【本編完結】魔法使いフリーレンとくだらない魔法 作:SUN'S
とある日の夕暮れ────。
七崩賢の大魔族にして断頭台の異名を持つアウラはリーニエとクラフトと一緒に引っ越しの準備をしていた。山小屋はソリテールが暮らすということなので壊したりする必要はない。
「アウラ様。これはなに?」
「それは。えと、なにかしらね?」
「それは女神様の碑石だ」
「これがウワサの」
クラフトの言葉にアウラは興味を示す。
まあ、それもそのはずだ。
女神といえば人類の間ではよくソリテールの前世や本来の姿なんて言われまくっているうえにソリテール自身もかなり古い時代を生きてきた大魔族だ。
そう思われるのも仕方ない。
「そういえば僧侶だったわね」
そう言ってアウラは今日も上半身をむき出しにして荷物を運んでいるクラフトを見つめる。もうちょっと渋ければ好みに入るのだが「さすがにあそこまで筋肉の密度がすごいのは無理ね」と諦める。
「リーニエ。貴女はこれを運んで」
「わかった」
リーニエはアウラに手渡されたお皿や料理器具の入った箱を持ち上げる。もっともアウラは筋力が足りないので布団を運ぶ程度で息切れしている。
がんばれ、アウラさま。
「アウラ。これを頼めるか」
「えぇ。わかったわあぁあああっ!!?」
ズシィーーンッ……。
アウラがクラフトの手渡してきた胴着を受け取った瞬間、有り得ないほど重くなり胴着は見事に地面にめり込んでしまった。
「すまない。言い忘れていた」
「な、なにこれ?」
「ああ、俺の胴着は特別製でな。ソリテールに頼んで『重たくなる魔法』をこれでもかと掛けてもらっているんだ」
「ばっっっかじゃないの!?」
アウラの怒りはごもっともだ。だが、すでに武の極致に到ってしまったクラフトでは生半可な修行は遊びと変わらない。
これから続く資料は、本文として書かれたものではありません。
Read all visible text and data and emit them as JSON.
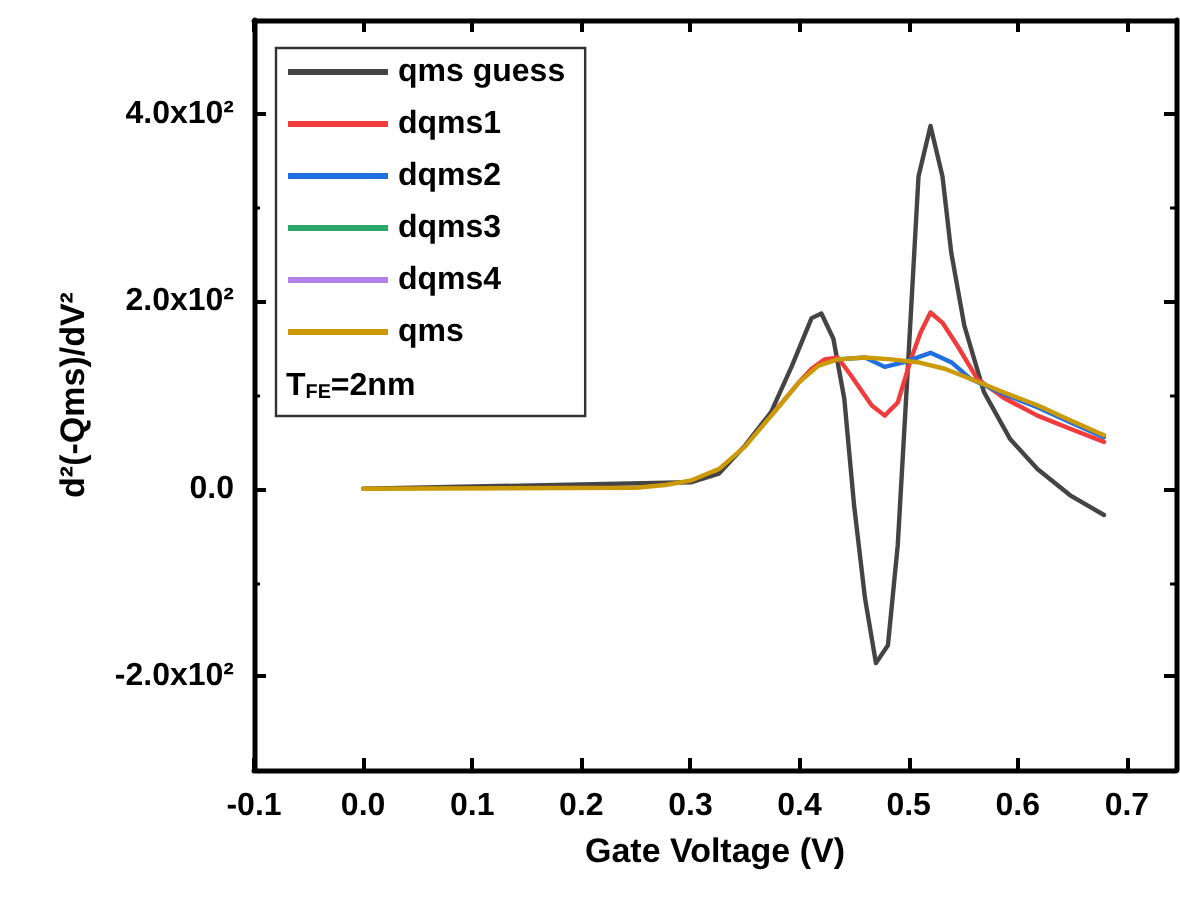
{
  "chart_data": {
    "type": "line",
    "xlabel": "Gate Voltage (V)",
    "ylabel": "d²(-Qms)/dV²",
    "annotations": [
      "T$_{FE}$=2nm"
    ],
    "xlim": [
      -0.1,
      0.745
    ],
    "ylim": [
      -300,
      500
    ],
    "xticks": [
      -0.1,
      {
        "value": 0,
        "label": "0.0"
      },
      0.1,
      0.2,
      0.3,
      0.4,
      0.5,
      0.6,
      0.7
    ],
    "yticks": [
      {
        "value": -200,
        "label": "-2.0x10²"
      },
      {
        "value": 0,
        "label": "0.0"
      },
      {
        "value": 200,
        "label": "2.0x10²"
      },
      {
        "value": 400,
        "label": "4.0x10²"
      }
    ],
    "grid": false,
    "legend": "top left",
    "marker": "none",
    "line_style": "solid",
    "series": [
      {
        "name": "qms guess",
        "color": "#444444",
        "x": [
          0,
          0.301,
          0.326,
          0.35,
          0.374,
          0.393,
          0.411,
          0.42,
          0.431,
          0.441,
          0.45,
          0.46,
          0.47,
          0.481,
          0.49,
          0.499,
          0.509,
          0.52,
          0.531,
          0.539,
          0.551,
          0.569,
          0.593,
          0.618,
          0.648,
          0.679
        ],
        "values": [
          0,
          7,
          16,
          46,
          82,
          131,
          182,
          187,
          160,
          96,
          -18,
          -117,
          -186,
          -167,
          -60,
          124,
          333,
          387,
          333,
          252,
          174,
          103,
          53,
          21,
          -7,
          -28
        ]
      },
      {
        "name": "dqms1",
        "color": "#f03c3c",
        "x": [
          0.374,
          0.399,
          0.411,
          0.423,
          0.435,
          0.447,
          0.466,
          0.478,
          0.49,
          0.502,
          0.511,
          0.52,
          0.531,
          0.545,
          0.563,
          0.587,
          0.618,
          0.648,
          0.679
        ],
        "values": [
          78,
          113,
          128,
          138,
          140,
          121,
          89,
          78,
          92,
          138,
          167,
          188,
          177,
          152,
          117,
          97,
          78,
          64,
          50
        ]
      },
      {
        "name": "dqms2",
        "color": "#1f6fe0",
        "x": [
          0.435,
          0.46,
          0.478,
          0.496,
          0.52,
          0.539,
          0.557,
          0.587,
          0.618,
          0.648,
          0.679
        ],
        "values": [
          138,
          140,
          130,
          135,
          145,
          135,
          117,
          101,
          87,
          71,
          55
        ]
      },
      {
        "name": "dqms3",
        "color": "#2ca86a"
      },
      {
        "name": "dqms4",
        "color": "#b380e6"
      },
      {
        "name": "qms",
        "color": "#cc9a06",
        "x": [
          0,
          0.25,
          0.277,
          0.301,
          0.326,
          0.35,
          0.374,
          0.399,
          0.417,
          0.435,
          0.46,
          0.484,
          0.508,
          0.533,
          0.557,
          0.587,
          0.618,
          0.648,
          0.679
        ],
        "values": [
          0,
          1,
          4,
          9,
          21,
          45,
          78,
          113,
          131,
          138,
          140,
          138,
          135,
          128,
          117,
          103,
          89,
          73,
          57
        ]
      }
    ]
  }
}
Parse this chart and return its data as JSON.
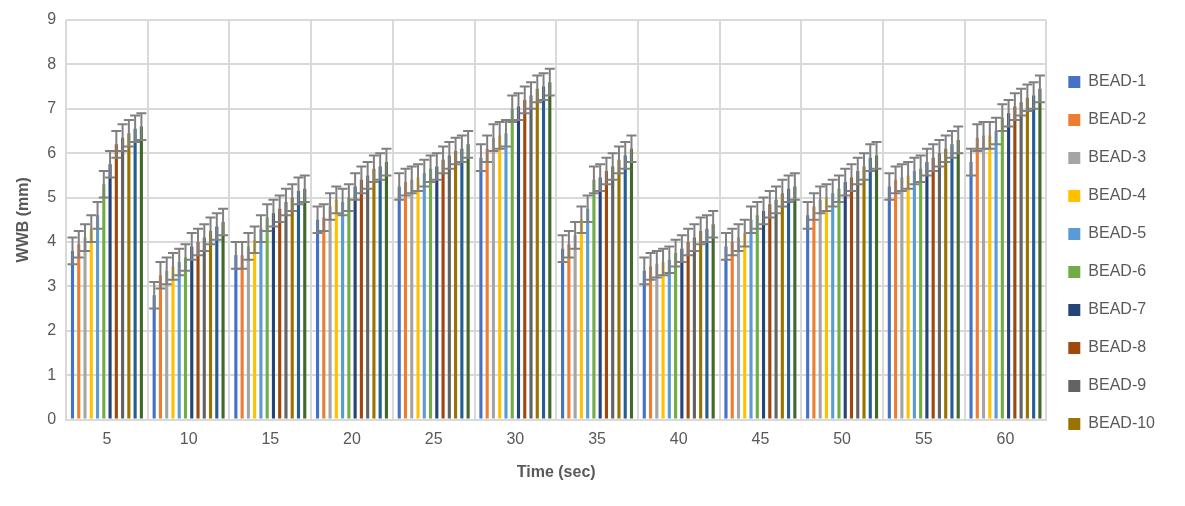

だからこそ錘を身につける。これさえあれば格下に動きを合わせることだって、多少の苦戦も体験できるかもしれないのだ。
とはいえ。無駄に重すぎる胴着をアウラの力で持ち上げる出来ないうえにリーニエは胴着を汗臭いといって触ろうとしない。
「ごめんなさいね。クラフト」
「いや、べつに良いさ」
必然的にクラフトが運ぶしかないのだが、これも修行の一環として彼は普通に運ぶし。リーニエやアウラ以上に荷物を抱えている。
「リーニエ。ちょっと来てくれ!」
「なに」
「こいつは何処に運べばいいんだ」
「たぶん台所?」
「それは私がするわ」
クラフトがアウラの使っているエプロンを掲げるとリーニエは曖昧な答えを呟き。すっと横からでてきたアウラにエプロンは渡る。
なんだか恥ずかしそうだ。
〈アウラ〉
やっぱりお母さんかもしれない大魔族
とある都市に引っ越しした。まだまだ魔王と人類の戦争は続いているものの。勇者達によって戦力を失ったアウラには関係ない。それよりも特売日の争奪戦のほうが大事なのだ。